Spark core is the core where all the architecture is supported, provides:
- Distributing tasks
- Input/output operations
Using Java, Python, Scala and R programming interfaces focused on RDDs’s abstraction.
It establishes a functional model that allows to perform invoke operations in parallel like map, filter or reduces on a RDD, for it is passed a function to Spark, which plans the execution in parallel on the cluster.
Spark SQL introduces a concept of data abstraction called SchemaRD, which provides support for structured and semi-structured data.
The data can be manipulated using:
- Specific language such as Scala, Java and Python.
- ODBC/JDBC connectors.
Spark streaming is the layer in charge of real-time data analysis.
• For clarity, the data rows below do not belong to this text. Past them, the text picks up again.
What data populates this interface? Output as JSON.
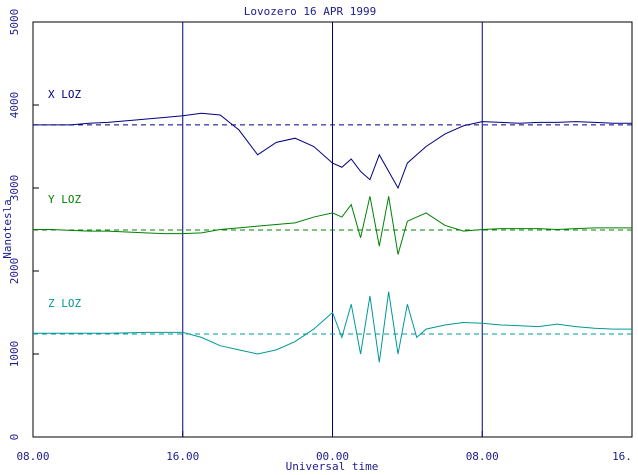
{
  "chart_data": {
    "type": "line",
    "title": "Lovozero 16 APR 1999",
    "x_label": "Universal time",
    "y_label": "Nanotesla",
    "xlim": [
      0,
      32
    ],
    "xticks": [
      {
        "value": 0,
        "label": "08.00"
      },
      {
        "value": 8,
        "label": "16.00"
      },
      {
        "value": 16,
        "label": "00.00"
      },
      {
        "value": 24,
        "label": "08.00"
      },
      {
        "value": 32,
        "label": "16."
      }
    ],
    "ylim": [
      0,
      5000
    ],
    "yticks": [
      0,
      1000,
      2000,
      3000,
      4000,
      5000
    ],
    "vertical_lines": [
      8,
      16,
      24
    ],
    "x": [
      0,
      1,
      2,
      3,
      4,
      5,
      6,
      7,
      8,
      9,
      10,
      11,
      12,
      13,
      14,
      15,
      16,
      16.5,
      17,
      17.5,
      18,
      18.5,
      19,
      19.5,
      20,
      20.5,
      21,
      22,
      23,
      24,
      25,
      26,
      27,
      28,
      29,
      30,
      31,
      32
    ],
    "series": [
      {
        "name": "X LOZ",
        "color": "#000080",
        "baseline": 3760,
        "values": [
          3760,
          3760,
          3760,
          3780,
          3790,
          3810,
          3830,
          3850,
          3870,
          3900,
          3880,
          3700,
          3400,
          3550,
          3600,
          3500,
          3300,
          3250,
          3350,
          3200,
          3100,
          3400,
          3200,
          3000,
          3300,
          3400,
          3500,
          3650,
          3750,
          3800,
          3790,
          3780,
          3790,
          3790,
          3800,
          3790,
          3780,
          3780
        ]
      },
      {
        "name": "Y LOZ",
        "color": "#008000",
        "baseline": 2494,
        "values": [
          2500,
          2500,
          2490,
          2480,
          2480,
          2470,
          2460,
          2450,
          2450,
          2460,
          2500,
          2520,
          2540,
          2560,
          2580,
          2650,
          2700,
          2650,
          2800,
          2400,
          2900,
          2300,
          2900,
          2200,
          2600,
          2650,
          2700,
          2550,
          2480,
          2500,
          2510,
          2510,
          2510,
          2500,
          2510,
          2520,
          2520,
          2520
        ]
      },
      {
        "name": "Z LOZ",
        "color": "#009999",
        "baseline": 1241,
        "values": [
          1250,
          1250,
          1250,
          1250,
          1250,
          1255,
          1260,
          1260,
          1260,
          1200,
          1100,
          1050,
          1000,
          1050,
          1150,
          1300,
          1500,
          1200,
          1600,
          1000,
          1700,
          900,
          1750,
          1000,
          1600,
          1200,
          1300,
          1350,
          1380,
          1370,
          1350,
          1340,
          1330,
          1360,
          1330,
          1310,
          1300,
          1300
        ]
      }
    ]
  }
}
It does ingest data in mini-batches, this has the advantage that it can also be used for batch analysis, although it has the disadvantage that the latency is somewhat higher than the size of the mini-branch.
There are other streaming engines that process event by event instead of mini lots like Storm and Flink.
MLLib is the automatic learning layer distributed on the core, which provides the automatic learning famework where you can find multitude of algorithms of classification, regression, cluster analysis, reduction of dimensionality and statistics Descriptive.
By having an architecture in memory, it provides greater speed of operation, one speaks of around 9 times faster than Apache Mahout.
GraphX is the graphical processing layer distributed over the core. Based on immutable RDDs, graphics do not allow updating.